Facing aging, crumbling and half-empty buildings, Detroit school board to consider $945,000 review of district properties

Detroit’s main school district is considering spending nearly $1 million to assess the quality of the aging buildings that house its 106 schools.

Superintendent Nikolai Vitti has talked since arriving in Detroit last spring about the need for the district to review the conditions of its buildings as it makes decisions about which buildings need renovations  — and which ones might need to be closed.

Many school buildings are in serious disrepair — a problem that became a national story two years ago when so many teachers called in sick to protest school conditions that most district schools cancelled classes.

Many buildings are also half empty, meaning dollars that could be used to educate children are instead going toward heating empty hallways. But closing schools could exacerbate challenges for families in a city where many children live in neighborhoods without quality school options.

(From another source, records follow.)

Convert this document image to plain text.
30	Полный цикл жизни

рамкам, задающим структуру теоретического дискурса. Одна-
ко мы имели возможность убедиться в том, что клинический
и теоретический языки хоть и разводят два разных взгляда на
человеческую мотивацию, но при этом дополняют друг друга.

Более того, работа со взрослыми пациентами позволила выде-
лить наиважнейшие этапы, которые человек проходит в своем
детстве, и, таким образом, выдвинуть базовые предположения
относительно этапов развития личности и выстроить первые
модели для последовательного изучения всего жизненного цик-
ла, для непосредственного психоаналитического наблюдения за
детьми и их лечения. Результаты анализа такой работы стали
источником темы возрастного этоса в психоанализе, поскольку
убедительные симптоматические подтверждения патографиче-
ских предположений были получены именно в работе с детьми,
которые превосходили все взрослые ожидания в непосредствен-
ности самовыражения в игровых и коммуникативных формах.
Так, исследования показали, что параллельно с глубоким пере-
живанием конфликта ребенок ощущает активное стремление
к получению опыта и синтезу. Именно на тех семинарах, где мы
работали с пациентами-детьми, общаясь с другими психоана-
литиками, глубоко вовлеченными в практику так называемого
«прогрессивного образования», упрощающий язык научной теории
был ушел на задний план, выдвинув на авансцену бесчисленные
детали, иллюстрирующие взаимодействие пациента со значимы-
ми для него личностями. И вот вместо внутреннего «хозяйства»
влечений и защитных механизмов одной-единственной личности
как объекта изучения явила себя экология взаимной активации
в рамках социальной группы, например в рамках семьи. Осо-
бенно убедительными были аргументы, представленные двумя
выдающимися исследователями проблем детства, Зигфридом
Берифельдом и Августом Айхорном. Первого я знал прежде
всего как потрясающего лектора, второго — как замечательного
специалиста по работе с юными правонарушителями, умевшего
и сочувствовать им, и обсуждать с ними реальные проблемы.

The Detroit school board on Tuesday is expected to vote on a $945,000 contract with a Livonia-based engineering and architecture firm called OHM Advisors to conduct a review of district properties — approximately 12.2 million square feet of real estate across the city, plus surrounding parking lots, playgrounds and sports fields.

According to documents posted by the district ahead of the board’s vote, the firm would start work this month and produce a detailed report by June spelling out repairs needed for each school building, the cost of those repairs and the “probable remaining useful life” of the buildings.

“For nearly a decade, Detroit Public Schools was led by emergency managers. Decisions made during this time were primarily driven by short-term, crisis management, and asset reduction … [that] … lacked creativity and strategic planning,” district staff wrote in documents that recommend the board approve the contract.

This contract, the staffers wrote, would “provide a roadmap for strategic reinvestment in schools and neighborhoods.”

The documents indicate that another company, Plante Moran Cresa, submitted a bid for the job that was approximately $400,000 less than OHM Advisors’ bid. The district staff recommended OHM because its proposal “offered a more independent, modern, and national facility review model to provide a comprehensive yet usable long-term assessment for the district.”

Staff wrote that “simply selecting the firm with the lower cost will not yield the data the district needs in this most important process.”

The school board, which plans to meet Tuesday at 5 p.m. at Osborn High School, also plans to vote on a major insurance contract and on a tool for evaluating principals. Also on the agenda is a new policy for naming schools that could eventually lead to new names for Detroit schools currently named after living people. Among them is the Ben Carson High School for Science and Medicine, which is named for the U.S. Secretary of Housing and Urban Development.